Blue Op Partner Pty Ltd v De Roma [2023] NSWCA 161 (12 July 2023)
In Blue Op Partner Pty Ltd v De Roma [2023] NSWCA 161, it was held that tripping on a raised edge formed by a pit lid and frame set in a footpath was an “obvious risk” under the Civil Liability Act 2002 (NSW) (CLA).
Facts
On 2 February 2017, Ms De Roma (respondent) was injured when she tripped and fell while walking over a utility pit lid and metal frame set in a concrete footpath on Parramatta Road, Ashfield NSW (the incident). Immediately prior to the incident, the respondent was walking quickly to catch a bus, that had stopped and was waiting for her.
The pit lid surface and surrounding frame had a height differential of up to 10mm. The appellant, Ausgrid, was responsible for the inspection, maintenance and safety of the pit lid and frame.
Initial District Court Decision
The primary judge ruled in favour of the respondent’s claim for damages in negligence, on the grounds that Ausgrid breached its duty of care as occupier of the pit lid, to warn the respondent of the height differential between the pit lid, and the surrounding metal frame.
His Honour stipulated that a reasonable person in Ausgrid’s position would have taken the precaution of “painting or applying lines on the raised surface in an obviously bright colour in order to draw attention to the trip hazard so posed”.

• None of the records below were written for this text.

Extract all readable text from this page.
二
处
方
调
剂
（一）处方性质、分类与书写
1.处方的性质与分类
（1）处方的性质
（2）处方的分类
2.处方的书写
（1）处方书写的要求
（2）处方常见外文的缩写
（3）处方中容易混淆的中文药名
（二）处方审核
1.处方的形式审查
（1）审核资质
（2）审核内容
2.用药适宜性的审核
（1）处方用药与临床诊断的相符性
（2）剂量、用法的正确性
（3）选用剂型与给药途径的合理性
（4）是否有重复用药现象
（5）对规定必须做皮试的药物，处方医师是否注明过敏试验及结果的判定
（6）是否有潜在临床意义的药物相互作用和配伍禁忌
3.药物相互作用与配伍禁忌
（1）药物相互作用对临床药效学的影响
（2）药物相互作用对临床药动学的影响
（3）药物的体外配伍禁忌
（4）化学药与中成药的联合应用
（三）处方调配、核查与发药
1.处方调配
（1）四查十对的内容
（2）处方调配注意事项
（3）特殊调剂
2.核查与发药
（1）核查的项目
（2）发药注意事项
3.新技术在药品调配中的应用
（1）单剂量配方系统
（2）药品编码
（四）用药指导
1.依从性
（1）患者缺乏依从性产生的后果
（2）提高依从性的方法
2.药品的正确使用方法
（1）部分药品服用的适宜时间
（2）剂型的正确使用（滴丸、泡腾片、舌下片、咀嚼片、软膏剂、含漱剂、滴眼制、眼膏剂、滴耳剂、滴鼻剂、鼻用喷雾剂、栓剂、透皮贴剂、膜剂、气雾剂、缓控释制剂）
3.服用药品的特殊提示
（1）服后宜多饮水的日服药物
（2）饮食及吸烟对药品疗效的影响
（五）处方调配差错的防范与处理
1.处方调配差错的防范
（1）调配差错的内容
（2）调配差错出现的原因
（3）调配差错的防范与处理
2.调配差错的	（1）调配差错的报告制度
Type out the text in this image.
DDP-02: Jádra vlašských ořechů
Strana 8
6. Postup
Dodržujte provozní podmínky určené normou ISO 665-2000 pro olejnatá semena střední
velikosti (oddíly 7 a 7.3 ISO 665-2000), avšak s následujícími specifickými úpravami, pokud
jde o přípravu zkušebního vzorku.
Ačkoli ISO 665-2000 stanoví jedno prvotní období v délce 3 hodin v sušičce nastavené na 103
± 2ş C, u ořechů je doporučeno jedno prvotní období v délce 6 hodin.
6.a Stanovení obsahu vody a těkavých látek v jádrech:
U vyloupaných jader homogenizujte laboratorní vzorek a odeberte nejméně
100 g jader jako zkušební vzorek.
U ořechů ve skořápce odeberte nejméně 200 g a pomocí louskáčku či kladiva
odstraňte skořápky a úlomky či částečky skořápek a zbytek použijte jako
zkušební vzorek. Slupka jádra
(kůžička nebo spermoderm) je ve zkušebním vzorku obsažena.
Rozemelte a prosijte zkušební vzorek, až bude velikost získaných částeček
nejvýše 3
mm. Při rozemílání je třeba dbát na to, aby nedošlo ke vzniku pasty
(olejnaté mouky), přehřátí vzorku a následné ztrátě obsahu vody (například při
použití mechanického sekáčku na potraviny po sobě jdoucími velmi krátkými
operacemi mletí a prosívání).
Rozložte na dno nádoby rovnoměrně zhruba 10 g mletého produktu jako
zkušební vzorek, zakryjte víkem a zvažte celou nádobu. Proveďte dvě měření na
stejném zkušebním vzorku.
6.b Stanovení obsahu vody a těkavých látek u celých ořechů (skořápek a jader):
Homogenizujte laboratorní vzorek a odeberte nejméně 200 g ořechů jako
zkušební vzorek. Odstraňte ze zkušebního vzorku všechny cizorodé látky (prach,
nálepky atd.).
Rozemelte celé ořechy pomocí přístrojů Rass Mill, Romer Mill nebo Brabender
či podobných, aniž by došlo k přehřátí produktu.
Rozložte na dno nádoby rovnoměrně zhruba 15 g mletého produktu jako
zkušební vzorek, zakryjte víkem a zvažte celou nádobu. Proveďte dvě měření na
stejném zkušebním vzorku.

Notwithstanding the primary judge’s ruling regarding Ausgrid’s failure to warn the respondent of the risk, His Honour also applied a 20% discount for contributory negligence. This discount was applied due to the respondent’s “lack of due self-care… because as [the respondent] approached the pit lid there was a need for her to consider whether the pit lid and its structure was a safe thing to walk upon as it may not have been a uniform area of uninterrupted pavement”.
Decision on Appeal
Grounds of Appeal
Ausgrid contested the primary judge’s finding of negligence, on several grounds. In particular, Ausgrid argued that the risk of tripping on the uneven surface of the pit lid was an obvious risk as defined in s 5F(1) of the CLA. Consequently, it was asserted that, pursuant to s5H(1) of the CLA, there was no obligation for Ausgrid to provide a warning of the risk.
Held
On appeal, their Honours Meagher, Mitchelmore and Kirk agreed that the raised edge of the utility pit lid and frame created a risk of tripping and falling due to the uneven surface. However, it was held that this risk was an obvious risk pursuant to s 5F(1) of the CLA, and therefore triggered the application of s 5H(1). As a result, Ausgrid did not owe a duty of care to the respondent to warn her of the raised edge of the pit lid.
In determining whether the 10mm height difference between the level of the utility lid surface and the top edge of the footpath frame constituted an “obvious risk”, Meagher JA at [54] – [55] stated the following:
With respect to that risk of harm, the relevant question posed by s 5F(1) … was whether it was obvious that a risk of that kind might be present and materialise as she walked across the footpath containing the utility pit lid and frame.
Walking towards the utility pit lid and frame, the following matters were readily apparent and obvious. There was a checkerplate steel lid which was set in some sort of a steel frame in the concrete footpath ahead. The rusty colouration of the edges of the steel plate surface and frame suggested that there was a gap between the steel plate and frame, and that there might be height discrepancies between the level of the plate and the frame edges, and between those edges and the surrounding concrete. That meant that there were or were likely to be uneven levels or surfaces within that area which presented a risk of tripping.
The appeal was successful, and the District Court judgement was overturned.
Implications
The outcome of this appeal further encourages a common sense approach to cases involving trips in public places.
Every reasonable person should have some understanding that “not all footpaths are perfectly level. Many footpaths are unpaved. People are regularly required to walk on uneven surfaces on both public and private land”[1]. A failure by an individual to take due care for their own safety, will not automatically qualify as negligence of another party.
Whilst this case analysed the application of the CLA (in particular ss 5F and 5H), similar provisions can be found in other jurisdictions[2]. As such, this decision provides valuable guidance on the way in which Courts in many jurisdictions may assess whether a risk is an “obvious risk”, as well as the application of the reasonable person test in similar personal injury cases.